Please, please, it would be so helpful if you mentioned "All the evidence" that you provided at least one best evidence.
Anybody can say "How can you ignore all the evidence" about anything they like. What is your single best evidence?
Thanks, -Jesse
Try the first 10 or 20 links at the following URL
Genetic evidence of what?
I can "see" the genetic evidence, yet still ask: of what is it the evidence? Do you assert it is evidence of a purely material process unfolding more or less randomly in space and time? That nothing else is involved?
If so, then how do you know that?
Then again, we might ask: What is DNA? Is it the "fount" of life? If so, then how come it's exactly the same whether the creature it describes is alive or dead?

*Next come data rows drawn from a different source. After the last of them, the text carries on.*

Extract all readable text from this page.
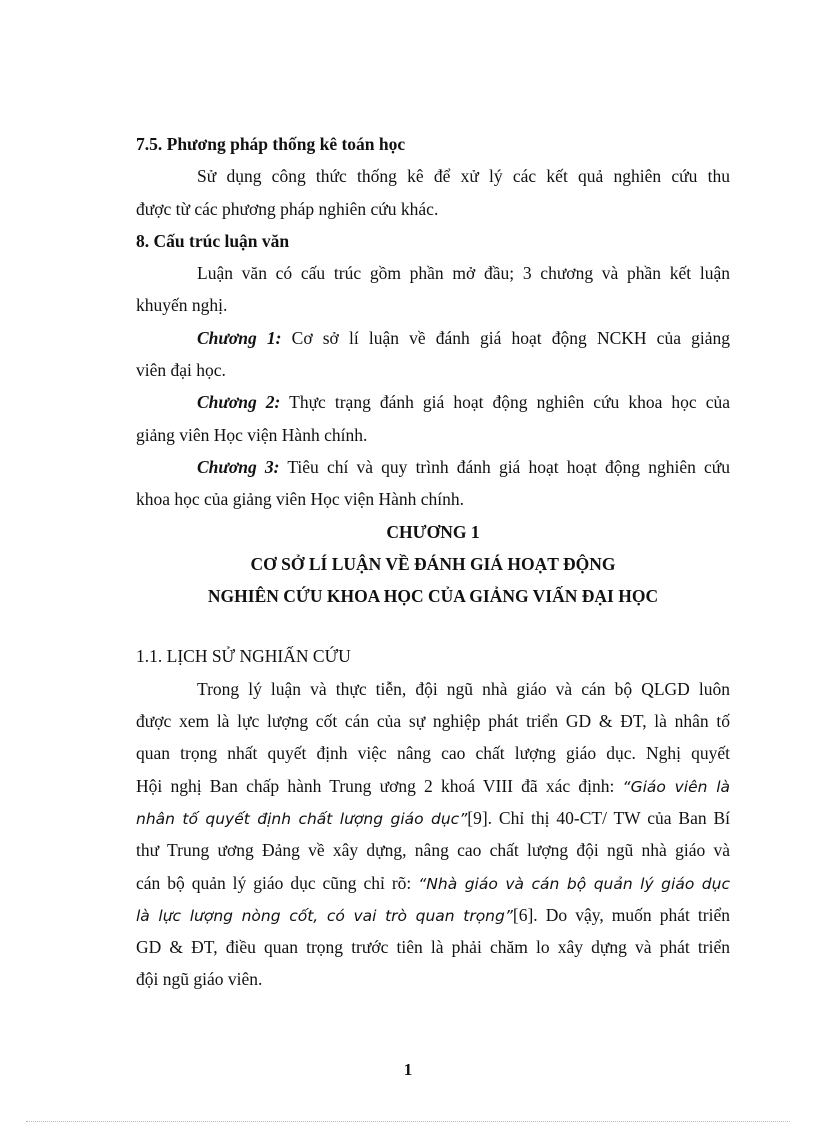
7.5. Phương pháp thống kê toán học
Sử dụng công thức thống kê để xử lý các kết quả nghiên cứu thu
được từ các phương pháp nghiên cứu khác.
8. Cấu trúc luận văn
Luận văn có cấu trúc gồm phần mở đầu; 3 chương và phần kết luận
khuyến nghị.
Chương 1: Cơ sở lí luận về đánh giá hoạt động NCKH của giảng
viên đại học.
Chương 2: Thực trạng đánh giá hoạt động nghiên cứu khoa học của
giảng viên Học viện Hành chính.
Chương 3: Tiêu chí và quy trình đánh giá hoạt hoạt động nghiên cứu
khoa học của giảng viên Học viện Hành chính.
CHƯƠNG 1
CƠ SỞ LÍ LUẬN VỀ ĐÁNH GIÁ HOẠT ĐỘNG
NGHIÊN CỨU KHOA HỌC CỦA GIẢNG VIẤN ĐẠI HỌC
1.1. LỊCH SỬ NGHIẤN CỨU
Trong lý luận và thực tiễn, đội ngũ nhà giáo và cán bộ QLGD luôn
được xem là lực lượng cốt cán của sự nghiệp phát triển GD & ĐT, là nhân tố
quan trọng nhất quyết định việc nâng cao chất lượng giáo dục. Nghị quyết
Hội nghị Ban chấp hành Trung ương 2 khoá VIII đã xác định: “Giáo viên là
nhân tố quyết định chất lượng giáo dục”[9]. Chỉ thị 40-CT/ TW của Ban Bí
thư Trung ương Đảng về xây dựng, nâng cao chất lượng đội ngũ nhà giáo và
cán bộ quản lý giáo dục cũng chỉ rõ: “Nhà giáo và cán bộ quản lý giáo dục
là lực lượng nòng cốt, có vai trò quan trọng”[6]. Do vậy, muốn phát triển
GD & ĐT, điều quan trọng trước tiên là phải chăm lo xây dựng và phát triển
đội ngũ giáo viên.
1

Or could it be, rather, a master code that decrypts all the relevant information needed by the particular living organism being transmitted to it by a nonphemomenal, extra-spatial, extra-temporal source; i.e., a source existing outside the four-dimensional spacetime of normative human experience?
Oh, I forgot: This is the type of question that an atheist simply refuses to ask.
But there is hope for you, tokenatheist; because you claim to be only a "token" atheist. Maybe that means you really aren't a "real" atheist after all.
Thank you so much for writing!
That is neither what I said nor what I meant.
I said I would thank God for my personal good fortune after everyone else is served. Haven't you ever had a family meal?
" AIG may have information you find useful, but AIG is not doing science. It is committed, in fact, to doing the exact opposite: religious apologetics. Anyone who quotes them in regard to an issue of science should be aware of this."
"It is the fault of atheists that the Baptists and Catholics have different interpretation of the bible?"
That is a lot of words to simply say god did it.